NIAMEY: Algeria has deported nearly 400 African migrants trying to reach Europe, sending them back over the Sahara desert into neighboring Niger, the UN migration agency (IOM) and Niger said on Sunday.
The IOM and European Union are intensifying efforts to return African migrants home, after thousands have died making the dangerous crossing to Europe across the Mediterranean in overcrowded boats.

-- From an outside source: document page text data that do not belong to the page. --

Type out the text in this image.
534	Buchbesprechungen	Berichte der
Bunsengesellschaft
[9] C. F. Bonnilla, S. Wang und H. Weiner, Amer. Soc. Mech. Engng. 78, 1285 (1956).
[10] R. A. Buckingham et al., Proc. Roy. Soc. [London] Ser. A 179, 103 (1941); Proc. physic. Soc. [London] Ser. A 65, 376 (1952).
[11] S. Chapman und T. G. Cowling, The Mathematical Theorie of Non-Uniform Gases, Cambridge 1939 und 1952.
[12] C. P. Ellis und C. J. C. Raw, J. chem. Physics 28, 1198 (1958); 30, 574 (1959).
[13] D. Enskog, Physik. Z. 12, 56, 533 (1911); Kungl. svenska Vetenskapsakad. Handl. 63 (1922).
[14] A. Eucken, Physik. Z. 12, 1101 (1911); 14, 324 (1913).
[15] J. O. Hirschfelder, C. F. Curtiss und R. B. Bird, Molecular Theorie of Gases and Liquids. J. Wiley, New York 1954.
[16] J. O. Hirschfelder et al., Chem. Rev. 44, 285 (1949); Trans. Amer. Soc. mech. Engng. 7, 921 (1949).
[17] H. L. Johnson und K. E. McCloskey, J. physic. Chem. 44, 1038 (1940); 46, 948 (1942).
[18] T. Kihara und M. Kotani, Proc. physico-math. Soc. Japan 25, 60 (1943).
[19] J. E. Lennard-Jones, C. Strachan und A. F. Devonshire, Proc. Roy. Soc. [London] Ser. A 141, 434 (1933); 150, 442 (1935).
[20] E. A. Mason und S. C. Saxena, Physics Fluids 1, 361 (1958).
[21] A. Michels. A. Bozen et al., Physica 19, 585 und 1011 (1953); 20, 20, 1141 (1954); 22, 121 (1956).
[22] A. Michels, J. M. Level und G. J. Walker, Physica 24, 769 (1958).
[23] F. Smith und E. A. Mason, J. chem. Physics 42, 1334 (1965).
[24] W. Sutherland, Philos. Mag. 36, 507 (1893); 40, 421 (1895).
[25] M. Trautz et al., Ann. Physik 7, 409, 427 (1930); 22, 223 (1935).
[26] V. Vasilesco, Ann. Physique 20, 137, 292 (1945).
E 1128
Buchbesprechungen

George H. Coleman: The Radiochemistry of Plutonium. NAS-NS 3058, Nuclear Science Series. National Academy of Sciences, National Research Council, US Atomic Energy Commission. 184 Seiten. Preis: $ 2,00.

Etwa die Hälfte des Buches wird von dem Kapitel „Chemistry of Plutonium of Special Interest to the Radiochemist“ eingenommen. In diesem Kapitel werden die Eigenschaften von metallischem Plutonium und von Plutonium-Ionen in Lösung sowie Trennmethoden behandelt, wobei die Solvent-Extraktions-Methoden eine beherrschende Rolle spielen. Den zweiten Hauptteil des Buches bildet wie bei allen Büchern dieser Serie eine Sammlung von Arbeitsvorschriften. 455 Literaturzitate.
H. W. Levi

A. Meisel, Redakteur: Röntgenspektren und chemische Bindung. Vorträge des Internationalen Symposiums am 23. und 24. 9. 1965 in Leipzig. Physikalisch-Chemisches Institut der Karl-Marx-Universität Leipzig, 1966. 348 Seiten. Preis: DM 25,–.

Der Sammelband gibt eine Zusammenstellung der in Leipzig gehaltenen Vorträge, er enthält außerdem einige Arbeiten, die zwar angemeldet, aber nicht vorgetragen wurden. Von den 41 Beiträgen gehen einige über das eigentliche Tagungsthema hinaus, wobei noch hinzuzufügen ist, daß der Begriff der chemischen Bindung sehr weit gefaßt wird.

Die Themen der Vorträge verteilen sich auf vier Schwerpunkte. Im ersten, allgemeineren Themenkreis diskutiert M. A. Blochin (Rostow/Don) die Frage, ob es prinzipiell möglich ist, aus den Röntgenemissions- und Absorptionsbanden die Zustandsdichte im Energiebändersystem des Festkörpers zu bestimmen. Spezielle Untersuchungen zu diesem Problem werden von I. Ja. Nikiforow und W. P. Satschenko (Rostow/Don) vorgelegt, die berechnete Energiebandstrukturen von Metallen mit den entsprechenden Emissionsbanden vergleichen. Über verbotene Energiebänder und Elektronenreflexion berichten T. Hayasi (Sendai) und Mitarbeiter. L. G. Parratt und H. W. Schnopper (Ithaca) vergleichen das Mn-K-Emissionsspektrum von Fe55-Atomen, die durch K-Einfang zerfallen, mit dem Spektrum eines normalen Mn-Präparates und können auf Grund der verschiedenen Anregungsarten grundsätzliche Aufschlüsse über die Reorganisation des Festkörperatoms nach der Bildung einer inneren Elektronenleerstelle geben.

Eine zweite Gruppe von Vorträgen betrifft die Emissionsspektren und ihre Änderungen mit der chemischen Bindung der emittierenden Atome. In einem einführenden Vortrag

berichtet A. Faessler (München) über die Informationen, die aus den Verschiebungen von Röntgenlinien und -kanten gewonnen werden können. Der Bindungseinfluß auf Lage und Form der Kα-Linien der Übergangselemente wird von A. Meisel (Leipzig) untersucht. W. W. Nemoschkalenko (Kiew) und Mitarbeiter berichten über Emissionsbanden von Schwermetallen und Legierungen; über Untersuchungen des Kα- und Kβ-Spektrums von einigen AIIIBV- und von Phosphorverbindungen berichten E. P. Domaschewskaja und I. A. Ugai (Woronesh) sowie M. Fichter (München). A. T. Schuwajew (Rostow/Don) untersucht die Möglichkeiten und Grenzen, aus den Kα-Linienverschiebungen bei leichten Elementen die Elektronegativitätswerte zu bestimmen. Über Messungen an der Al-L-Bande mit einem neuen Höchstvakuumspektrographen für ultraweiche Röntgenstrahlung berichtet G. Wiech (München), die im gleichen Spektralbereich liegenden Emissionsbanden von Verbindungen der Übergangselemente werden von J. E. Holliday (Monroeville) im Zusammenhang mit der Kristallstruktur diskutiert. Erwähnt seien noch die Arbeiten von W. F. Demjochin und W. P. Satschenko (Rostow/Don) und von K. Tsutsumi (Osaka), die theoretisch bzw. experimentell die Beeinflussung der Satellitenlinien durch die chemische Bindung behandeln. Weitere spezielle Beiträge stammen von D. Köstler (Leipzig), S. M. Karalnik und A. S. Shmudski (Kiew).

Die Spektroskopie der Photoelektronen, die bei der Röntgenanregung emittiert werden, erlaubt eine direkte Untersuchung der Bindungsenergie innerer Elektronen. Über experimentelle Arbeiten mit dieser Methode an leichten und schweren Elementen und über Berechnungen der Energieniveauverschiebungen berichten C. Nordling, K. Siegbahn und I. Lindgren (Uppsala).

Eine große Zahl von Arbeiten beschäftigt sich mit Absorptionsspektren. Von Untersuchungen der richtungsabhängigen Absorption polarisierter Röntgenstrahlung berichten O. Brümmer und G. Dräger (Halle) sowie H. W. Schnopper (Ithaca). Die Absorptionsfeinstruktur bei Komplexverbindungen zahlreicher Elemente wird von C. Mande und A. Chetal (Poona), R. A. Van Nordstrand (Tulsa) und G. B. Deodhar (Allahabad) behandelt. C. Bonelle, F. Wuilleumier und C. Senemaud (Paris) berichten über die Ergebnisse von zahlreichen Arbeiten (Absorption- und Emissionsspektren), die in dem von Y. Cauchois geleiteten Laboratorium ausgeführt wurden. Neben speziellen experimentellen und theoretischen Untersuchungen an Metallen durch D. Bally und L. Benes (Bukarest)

Many get stuck before ever reaching Africa’s northern coast, either in Libya, where they suffer slavery and abuse at the hands of militias, or Algeria.
IOM operations officer Livia Manente told Reuters in an email that the group of 391 migrants from 16 west and central African countries had arrived in the Nigerien town of Assamaka on Friday on about 20-30 vehicles, after being stopped while heading to work in various Algerian cities.
“They claim their phones were confiscated and that conditions were poor — not much food and water, crowded rooms),” she said. “They were transported in trucks after the locality of In Guezzam and then obliged to walk across the border ... including families with pregnant women and children.”
Aboubacar Ajouel, the mayor of Agadez, the last destination for the migrants, confirmed that they had arrived.
Algeria declined to confirm this particular deportation, but said that 20,000 migrants had been prevented from reaching Europe by Algerian authorities since January, thanks to security measures put in place at its borders with Mali and Niger.
“We have no choice but to prevent them,” Hassen Kacimi, director of Algeria’s interior ministry in charge of migration, told Reuters by telephone.